Since $A$ is not bounded, then $\exists a \in A$ such that $\forall r
> 0, \forall n \in \mathbb{N}, d(x_n, a) > r$.Let $(x_{n_k})$ be a subsequence of $(x_n)$, then $\exists x \in A$
such that $x_{n_k} \to x$ as $k \to \infty$Then $d(x_{n_k}, x) \leq d(x,a) + d(a, x_{n_k})$ (want to obtain some
sort of contradiction)
How do I proceed from here?
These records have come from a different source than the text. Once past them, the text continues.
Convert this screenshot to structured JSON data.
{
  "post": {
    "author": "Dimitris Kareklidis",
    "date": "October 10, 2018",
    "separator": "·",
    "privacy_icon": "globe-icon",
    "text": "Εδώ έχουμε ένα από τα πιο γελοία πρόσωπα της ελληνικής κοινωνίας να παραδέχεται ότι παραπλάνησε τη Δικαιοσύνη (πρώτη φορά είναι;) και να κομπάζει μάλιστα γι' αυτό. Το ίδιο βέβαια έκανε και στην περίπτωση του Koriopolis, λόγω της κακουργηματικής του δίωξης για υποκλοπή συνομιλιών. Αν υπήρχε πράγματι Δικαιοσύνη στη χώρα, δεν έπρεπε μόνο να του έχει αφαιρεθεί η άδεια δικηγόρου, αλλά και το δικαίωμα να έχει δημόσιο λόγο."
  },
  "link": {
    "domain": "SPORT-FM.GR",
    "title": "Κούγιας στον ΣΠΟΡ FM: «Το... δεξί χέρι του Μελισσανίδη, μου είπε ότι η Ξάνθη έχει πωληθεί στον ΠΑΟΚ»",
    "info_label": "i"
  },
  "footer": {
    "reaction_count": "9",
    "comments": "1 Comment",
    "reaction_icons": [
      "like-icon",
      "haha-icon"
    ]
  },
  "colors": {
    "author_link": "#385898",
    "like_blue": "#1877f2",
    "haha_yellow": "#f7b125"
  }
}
I know that $d(a, x_{n_k})> r$, but $d(x,a)$ is
unknown….
Best Answer
Assume by contradiction that $A$ is unbounded.
Let $a \in A$. Then for each $n$ there exists some $x_n$ such that $$d(x_n,a) >n$$
Now, $x_n$ has a converging subsequence $x_{k_n} \to b$.
Now, for $\epsilon=1$, since $x_{k_n} \to b$ there exists some $N$ so that for all $n >N$ we have $$d(x_{k_n}, b) <1$$
Then, for all $n >N$ we have $$d(a,b) \geq d(a, x_{k_n})-d(b,x_{k_n}) \geq k_n-1 \geq n-1$$
This leads to a contradiction, as $d(a,b)$ is a real number which is larger than any $n >N$.